Was für eine Freude, gestern endlich in Stavanger angekommen zu sein. Nun noch schnell in den Hafen… aber was ist das?!? Die Ufer mit weißen Zelten und Menschen übersät, Musik schallt durch das Brummen der vielen (Motor-)Boote im Hafenbecken. Und als wir an einem Bretonen ins Päckchen gehen wollen, kommt ein Aufsichtsboot und schickt uns weg: „Harbour is closed!“ wegen „GLADMAT 2016″… Skandinaviens größtem Food-Festival. Dementsprechend überfüllt war dann auch der Hafen am Öl-Museum, so dass uns nichts anderes übrig blieb, im Yachtclub auf der anderen Seite des Sunds festzumachen.
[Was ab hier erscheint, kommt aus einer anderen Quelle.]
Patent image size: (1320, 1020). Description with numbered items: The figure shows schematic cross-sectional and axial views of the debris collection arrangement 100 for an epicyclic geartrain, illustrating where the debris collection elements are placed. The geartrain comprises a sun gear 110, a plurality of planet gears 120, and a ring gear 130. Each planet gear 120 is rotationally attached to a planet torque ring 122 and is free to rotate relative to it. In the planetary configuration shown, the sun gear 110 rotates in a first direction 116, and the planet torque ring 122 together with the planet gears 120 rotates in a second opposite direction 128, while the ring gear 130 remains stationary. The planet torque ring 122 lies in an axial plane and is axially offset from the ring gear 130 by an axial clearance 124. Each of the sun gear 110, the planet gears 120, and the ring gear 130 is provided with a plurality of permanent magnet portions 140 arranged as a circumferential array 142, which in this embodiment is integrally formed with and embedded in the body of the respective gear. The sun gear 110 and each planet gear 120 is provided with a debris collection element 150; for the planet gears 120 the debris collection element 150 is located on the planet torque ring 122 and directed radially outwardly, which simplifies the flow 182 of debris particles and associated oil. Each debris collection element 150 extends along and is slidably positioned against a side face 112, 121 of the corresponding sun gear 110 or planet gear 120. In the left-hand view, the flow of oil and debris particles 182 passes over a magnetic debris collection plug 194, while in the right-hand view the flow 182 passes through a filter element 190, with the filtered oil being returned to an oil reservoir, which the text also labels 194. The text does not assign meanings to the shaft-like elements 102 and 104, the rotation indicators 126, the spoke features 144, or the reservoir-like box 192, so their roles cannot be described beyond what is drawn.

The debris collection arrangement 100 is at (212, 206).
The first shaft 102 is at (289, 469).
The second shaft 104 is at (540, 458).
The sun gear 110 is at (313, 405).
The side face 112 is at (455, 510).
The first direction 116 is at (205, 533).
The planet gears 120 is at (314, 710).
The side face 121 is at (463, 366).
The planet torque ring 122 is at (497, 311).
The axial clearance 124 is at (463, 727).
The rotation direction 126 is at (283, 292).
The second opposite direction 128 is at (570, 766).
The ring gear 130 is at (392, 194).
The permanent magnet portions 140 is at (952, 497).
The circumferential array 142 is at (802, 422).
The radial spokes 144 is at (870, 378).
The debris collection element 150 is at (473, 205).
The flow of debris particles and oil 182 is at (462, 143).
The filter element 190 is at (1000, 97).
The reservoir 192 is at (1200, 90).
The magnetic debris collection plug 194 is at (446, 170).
Zum Glück haben wir ein Dinghy :-)

Die nächste Überraschung dann heute morgen… aber da sagt ein Bild mit einer Panoramasicht in den Stadthafen von Stavanger wohl mehr als tausend Worte:

Kurz vor Stavanger!

Jetzt sind wir also fast da. Die Fahrt über den Skagerrak ist geschafft. Wie schon befürchtet zwar nur unter Motor, aber dafür sehr entspannt. Teilweise war es fast schon das Gefühl, auf dem Wannsee zu schippern. Das mit dem Segeln hatte in Dänemark ja wunderbar geklappt. Immer ein schöner Westwind in verschiedenen Stärken, auch recht wechselhaft mit nassen Überraschungen, aber alles in allem ein wunderbarer Segeltörn. In Norwegen schnellt dagegen der Dieselverbrauch in die  Höhe. Wenig Wind und wenn, dann aus der falschen Richtung. Für die nächsten Tage ist weitgehend Flaute angesagt… einzige Ausnahme sind die 6-7 Bft. in der Nacht von Mittwoch auf Donnerstag, die wir dann im Hafen „genießen“ werden.

Noch ein Wort zu den Hafengebühren in Norwegen. Diese kann ich nur lobend erwähnen. Währen wir die letzten zwei Nächte in Dänemark jeweils 38€ blechen durften, fahren wir hier ausgesprochen günstig. Die erste Nacht lagen wir – lieb nachgefragt – kostenlos am Privatsteg eines Supermarktes, danach in Flekkefjord die erste Nacht gratis, die zweite Nacht 5,50€ am Parkscheinautomaten bezahlt, letzte Nacht vor Anker und hier in Tananger zahlt man für eine Allures 39.9 (also unter 40 Fuß) ca. 11€. Da kann sich so mancher Ostseehafen mal ein Beispiel dran nehmen :-)

 

Vor dem Absprung…

Also eigentlich ist es ja nur ein kleiner Hüpfer über den Skagerrak. Aber so gnädig (wenn auch nicht lieb… doch dazu nächstes Mal mehr) der Wettergott auf der Überführung von Kühlungsborn nach Stavanger bisher war, so öffnet er uns nun auch noch ein Wetterfenster Richtung Norwegen. Ok, segeln wäre zwar schön und hat bisher auf wunderbar funktioniert… aber die nächsten 130sm werden wir wohl als Motorboot zurücklegen. Wie auch immer, diese Option in einem windarmen Skagerrak ist uns immer noch um einiges lieber als gegen die vorherrschenden starken Westwinde der letzen und später folgenden Tage anzugehen. Das nächste Mal dann aus Norwegen!